Comparison, I’ve heard, is the thief of joy.

One reason organizers chose not to stage a national march–along with scores of sister marches–was knowing that the inevitable smaller turnout would show as a sign of weakness.

The Trump team also worked to avoid comparisons: in 2017, Trump sent his press secretary out to announce the biggest inaugural turnout ever–an astonishingly obvious lie that set the tone for the next four years. Mainstream media outlets quickly published photos comparing the Trump crowd with those attending the Obama inaugurations. Alternative facts indeed. This time, Trump moved the inaugural inside (blaming the weather) and took down the Jumbotrons on the mall so there would be no photographic comparisons showing a skimpy turnout.

The Women’s March of 2017 announced a clarion resolve to resist the new administration–and it worked. (I edited a book about this with Sid Tarrow.) Successful tactics communicate commitment, encouraging allies to do more, and giving pause to some of the less resolute opponents.
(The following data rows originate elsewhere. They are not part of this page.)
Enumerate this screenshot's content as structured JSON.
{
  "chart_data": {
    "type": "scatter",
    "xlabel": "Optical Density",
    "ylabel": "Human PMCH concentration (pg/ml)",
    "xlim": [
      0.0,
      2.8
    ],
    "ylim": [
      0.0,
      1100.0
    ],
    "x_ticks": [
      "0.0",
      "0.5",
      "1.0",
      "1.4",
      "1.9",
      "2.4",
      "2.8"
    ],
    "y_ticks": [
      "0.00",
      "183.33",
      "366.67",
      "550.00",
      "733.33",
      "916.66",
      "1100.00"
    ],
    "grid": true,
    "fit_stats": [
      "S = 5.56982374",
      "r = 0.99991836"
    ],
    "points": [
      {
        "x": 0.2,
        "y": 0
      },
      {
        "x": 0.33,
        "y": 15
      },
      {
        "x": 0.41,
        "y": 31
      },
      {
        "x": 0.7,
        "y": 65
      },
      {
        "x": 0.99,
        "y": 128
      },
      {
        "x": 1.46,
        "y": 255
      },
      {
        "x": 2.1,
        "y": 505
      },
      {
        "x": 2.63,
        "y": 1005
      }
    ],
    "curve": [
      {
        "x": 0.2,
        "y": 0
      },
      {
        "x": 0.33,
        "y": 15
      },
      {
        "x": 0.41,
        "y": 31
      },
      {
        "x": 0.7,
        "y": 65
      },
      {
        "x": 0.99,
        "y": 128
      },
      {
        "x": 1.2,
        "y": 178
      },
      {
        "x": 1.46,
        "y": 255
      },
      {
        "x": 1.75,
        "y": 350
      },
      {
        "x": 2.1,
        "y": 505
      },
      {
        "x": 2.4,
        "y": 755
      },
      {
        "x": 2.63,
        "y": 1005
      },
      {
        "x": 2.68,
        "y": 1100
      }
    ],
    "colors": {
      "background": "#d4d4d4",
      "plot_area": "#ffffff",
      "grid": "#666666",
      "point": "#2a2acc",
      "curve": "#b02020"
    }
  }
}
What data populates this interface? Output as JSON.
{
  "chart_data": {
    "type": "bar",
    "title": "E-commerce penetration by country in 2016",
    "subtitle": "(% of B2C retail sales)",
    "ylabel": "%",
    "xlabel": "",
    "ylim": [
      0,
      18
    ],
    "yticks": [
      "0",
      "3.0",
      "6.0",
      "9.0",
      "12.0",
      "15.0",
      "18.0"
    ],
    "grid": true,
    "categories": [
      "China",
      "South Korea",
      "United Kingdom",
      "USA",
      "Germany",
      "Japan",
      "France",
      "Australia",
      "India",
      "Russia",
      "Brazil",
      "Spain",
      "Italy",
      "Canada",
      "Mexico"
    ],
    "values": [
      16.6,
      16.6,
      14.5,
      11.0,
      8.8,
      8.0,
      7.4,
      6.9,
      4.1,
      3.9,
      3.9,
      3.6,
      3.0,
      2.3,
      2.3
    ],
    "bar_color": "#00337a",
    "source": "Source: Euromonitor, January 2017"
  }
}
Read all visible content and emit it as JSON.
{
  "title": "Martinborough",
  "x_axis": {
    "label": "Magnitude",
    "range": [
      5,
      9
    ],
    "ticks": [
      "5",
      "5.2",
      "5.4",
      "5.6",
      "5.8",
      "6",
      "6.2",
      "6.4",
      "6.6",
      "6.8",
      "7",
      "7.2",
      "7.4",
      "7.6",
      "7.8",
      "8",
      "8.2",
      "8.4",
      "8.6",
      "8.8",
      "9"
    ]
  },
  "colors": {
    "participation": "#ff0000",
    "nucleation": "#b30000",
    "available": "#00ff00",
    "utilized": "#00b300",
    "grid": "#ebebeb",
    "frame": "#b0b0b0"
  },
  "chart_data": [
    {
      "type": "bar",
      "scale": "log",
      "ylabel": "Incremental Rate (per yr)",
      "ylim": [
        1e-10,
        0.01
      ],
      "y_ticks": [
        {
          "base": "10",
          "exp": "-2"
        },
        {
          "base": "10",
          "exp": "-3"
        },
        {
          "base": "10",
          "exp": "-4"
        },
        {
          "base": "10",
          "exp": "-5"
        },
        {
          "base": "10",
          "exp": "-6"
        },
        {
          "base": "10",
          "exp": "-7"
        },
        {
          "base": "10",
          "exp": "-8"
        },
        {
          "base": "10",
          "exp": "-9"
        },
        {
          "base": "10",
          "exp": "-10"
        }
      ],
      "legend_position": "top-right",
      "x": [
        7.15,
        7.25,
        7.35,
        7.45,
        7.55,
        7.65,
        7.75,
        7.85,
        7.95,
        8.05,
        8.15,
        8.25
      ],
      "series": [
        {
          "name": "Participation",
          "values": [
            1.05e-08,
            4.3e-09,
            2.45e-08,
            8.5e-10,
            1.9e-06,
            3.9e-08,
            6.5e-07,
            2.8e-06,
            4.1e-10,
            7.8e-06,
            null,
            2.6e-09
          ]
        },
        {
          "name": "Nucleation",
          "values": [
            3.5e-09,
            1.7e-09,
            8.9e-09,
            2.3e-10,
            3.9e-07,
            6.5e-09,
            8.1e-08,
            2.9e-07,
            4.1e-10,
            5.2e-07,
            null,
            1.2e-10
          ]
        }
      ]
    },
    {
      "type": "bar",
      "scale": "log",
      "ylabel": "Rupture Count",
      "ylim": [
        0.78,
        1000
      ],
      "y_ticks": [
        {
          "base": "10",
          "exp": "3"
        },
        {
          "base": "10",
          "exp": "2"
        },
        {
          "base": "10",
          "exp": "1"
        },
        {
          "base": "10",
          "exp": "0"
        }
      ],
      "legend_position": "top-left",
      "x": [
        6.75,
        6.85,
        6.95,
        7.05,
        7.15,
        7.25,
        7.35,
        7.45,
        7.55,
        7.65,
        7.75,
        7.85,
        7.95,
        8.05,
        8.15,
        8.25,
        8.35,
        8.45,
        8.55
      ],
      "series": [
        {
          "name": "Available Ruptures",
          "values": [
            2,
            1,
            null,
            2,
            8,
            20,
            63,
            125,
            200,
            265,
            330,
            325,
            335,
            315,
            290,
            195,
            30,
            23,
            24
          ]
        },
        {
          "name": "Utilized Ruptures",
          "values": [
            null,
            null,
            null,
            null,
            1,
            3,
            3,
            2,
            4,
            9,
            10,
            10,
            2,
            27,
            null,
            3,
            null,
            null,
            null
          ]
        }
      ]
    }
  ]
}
People who opposed the new administration on civil liberties, immigration, reproductive rights, tax justice, climate change, and so much more, saw that they were not alone and continued their own campaigns. The following week, protesters (some wearing the emblematic “pussy hats”) surged to virtually every international airport in the United States to protest the first sloppy and hateful “Muslim ban.” And there was more: elected officials issued legal challenges, while activists offered shelter and service to travelers caught in the chaos. The Administration was forced to litigate and revise its policies (twice), losing time and a bit of the dramatic cruelty.

Then each weekend in Washington, DC witnessed protests against Trump on behalf of specific grievances: climate, science, abortion, gun safety, democracy and more. Activists formed new organizations and forged new ties, animating a broad opposition that included not only protests, but electoral politics as well–and the Democrats made large gains, notably picking up more than 40 seats and gaining the majority in the House of Representatives.

Trump’s opponents made progress in a battle of position. But the Women’s March and subsequent protests didn’t end the contest. Protest works, but not by itself, and not on a time frame that some activists imagine when they set aside a weekend and plot a placard. To work a demonstration–or any other protest action–has to become part of a longer, more complicated active campaign, including a wide range of efforts.

This time is different. Trump’s second election, with more votes than in 2016 and more votes than Kamala Harris is more than a slight to those who organized and protested years ago. Certainly, it’s a challenge that calls for a reevaluation of strategies and tactics, but that’s nothing like capitulation. The terms and turf in Trump II will be different, but no less contentious.